Para a presidente do Sindicato Único dos Trabalhadores em Educação (Sind-UTE), Beatriz Cerqueira, a greve foi política, mas não partidária. “Todo ato é político. E a maneira mais fácil de desqualificar o movimento é chamando-o de partidário. O governo não consegue aceitar quem pensa diferente. Nossas reivindicações são legítimas e justas. E o estado tem mais dinheiro do que fala. Além disso, é preciso que os recursos sejam mais bem gastos”, afirma a líder. Em tempo: Beatriz é filiada ao PT desde 1995. Ela, no entanto, não vê nenhum problema nisso. “Ser filiada a um partido político não é crime”, explica.

 

Secretária de Educação, Ana Lúcia Gazzola: “Nas 18 reuniões que fizemos com o movimento, quantas vezes as palavras qualidade e educação foram ditas? Nenhuma”
 

 

De fato, crime não é. Mas conflitante, sim. A história política brasileira está cheia de exemplos de ex-sindicalistas que se aproveitaram dos cargos e da boa fé do seu grupo para tornarem-se políticos e se darem bem na vida.Usar o sindicato para projetos políticos não ajuda em nada a democracia.

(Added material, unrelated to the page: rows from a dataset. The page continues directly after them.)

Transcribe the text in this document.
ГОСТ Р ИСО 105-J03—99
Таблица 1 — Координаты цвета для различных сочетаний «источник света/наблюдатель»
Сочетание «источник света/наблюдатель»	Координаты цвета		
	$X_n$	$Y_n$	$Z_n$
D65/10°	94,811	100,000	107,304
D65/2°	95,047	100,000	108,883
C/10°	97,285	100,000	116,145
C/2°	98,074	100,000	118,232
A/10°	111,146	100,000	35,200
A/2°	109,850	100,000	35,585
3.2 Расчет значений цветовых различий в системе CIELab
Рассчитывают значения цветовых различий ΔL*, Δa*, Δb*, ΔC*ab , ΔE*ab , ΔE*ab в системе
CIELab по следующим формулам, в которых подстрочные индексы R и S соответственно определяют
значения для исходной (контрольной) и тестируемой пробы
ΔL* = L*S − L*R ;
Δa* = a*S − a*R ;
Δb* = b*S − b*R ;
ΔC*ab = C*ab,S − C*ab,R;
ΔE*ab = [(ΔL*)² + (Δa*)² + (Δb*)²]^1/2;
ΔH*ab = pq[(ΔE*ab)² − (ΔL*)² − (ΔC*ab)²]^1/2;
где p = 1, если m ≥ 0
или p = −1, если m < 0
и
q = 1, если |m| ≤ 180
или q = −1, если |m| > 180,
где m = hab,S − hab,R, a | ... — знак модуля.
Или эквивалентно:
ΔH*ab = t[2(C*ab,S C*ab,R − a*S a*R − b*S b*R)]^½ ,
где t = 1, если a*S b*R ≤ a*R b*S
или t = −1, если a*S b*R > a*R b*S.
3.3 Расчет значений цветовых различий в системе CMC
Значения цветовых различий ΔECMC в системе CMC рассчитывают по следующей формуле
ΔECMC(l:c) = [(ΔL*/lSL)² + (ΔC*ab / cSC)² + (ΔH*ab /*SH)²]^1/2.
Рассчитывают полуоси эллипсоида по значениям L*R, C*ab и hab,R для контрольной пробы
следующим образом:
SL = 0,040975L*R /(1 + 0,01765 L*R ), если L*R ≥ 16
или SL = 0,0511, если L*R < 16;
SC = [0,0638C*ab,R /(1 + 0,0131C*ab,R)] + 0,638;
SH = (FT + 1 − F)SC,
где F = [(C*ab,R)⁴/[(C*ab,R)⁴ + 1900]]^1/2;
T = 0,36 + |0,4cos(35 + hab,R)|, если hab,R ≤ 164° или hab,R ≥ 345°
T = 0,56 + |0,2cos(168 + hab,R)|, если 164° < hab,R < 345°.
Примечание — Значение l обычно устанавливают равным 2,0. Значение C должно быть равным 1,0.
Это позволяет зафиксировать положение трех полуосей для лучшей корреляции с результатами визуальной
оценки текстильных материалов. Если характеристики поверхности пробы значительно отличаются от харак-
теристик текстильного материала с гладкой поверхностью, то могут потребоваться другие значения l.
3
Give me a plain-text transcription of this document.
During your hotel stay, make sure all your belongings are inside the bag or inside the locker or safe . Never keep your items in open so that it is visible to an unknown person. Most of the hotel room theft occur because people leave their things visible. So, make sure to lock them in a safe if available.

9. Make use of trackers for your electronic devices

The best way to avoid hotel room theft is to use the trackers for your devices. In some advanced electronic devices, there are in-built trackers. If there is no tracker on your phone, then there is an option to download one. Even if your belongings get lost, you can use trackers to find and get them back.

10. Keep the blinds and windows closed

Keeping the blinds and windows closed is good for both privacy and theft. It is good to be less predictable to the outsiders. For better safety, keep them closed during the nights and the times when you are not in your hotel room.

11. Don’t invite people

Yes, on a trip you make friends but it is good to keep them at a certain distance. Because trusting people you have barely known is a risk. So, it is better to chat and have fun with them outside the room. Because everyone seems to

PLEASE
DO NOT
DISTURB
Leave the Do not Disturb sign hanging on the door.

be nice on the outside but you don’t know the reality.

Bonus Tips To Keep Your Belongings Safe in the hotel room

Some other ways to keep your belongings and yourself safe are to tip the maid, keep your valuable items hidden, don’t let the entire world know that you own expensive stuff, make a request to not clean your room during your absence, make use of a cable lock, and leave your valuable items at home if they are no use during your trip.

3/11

E muito menos a classe dos professores. Pelo contrário.

 

Para o presidente do PSDB em Minas, o deputado federal Marcus Pestana, nenhuma categoria mobiliza mais o respeito e o afeto da sociedade do que os professores. Mas é impossível não reconhecer que a greve prejudicou milhares de alunos e seus pais. Para ele, o movimento deixou de ser um instrumento legítimo de defesa dos interesses do magistério e se transformou em uma ferramenta que serve à luta política e que, de um lado, coloca o PT e o seu braço sindical, a CUT; e, do outro, o PSDB, que ocupa hoje o governo do estado. “Se a CUT está tão preocupada com a remuneração dos professores, por que não patrocina greves dessa extensão em outros estados governados pelo PT e que pagam salários mais baixos aos professores do que os que são pagos em Minas?”, questiona o deputado.

 

“O que mais me incomodou com esta greve é que ela prejudicou os menos favorecidos. Todos nós sabemos que a maior parte dos estudantes da rede pública pertence a classe C”, diz Gazolla. “Os pobres, mais uma vez, saíram perdendo”.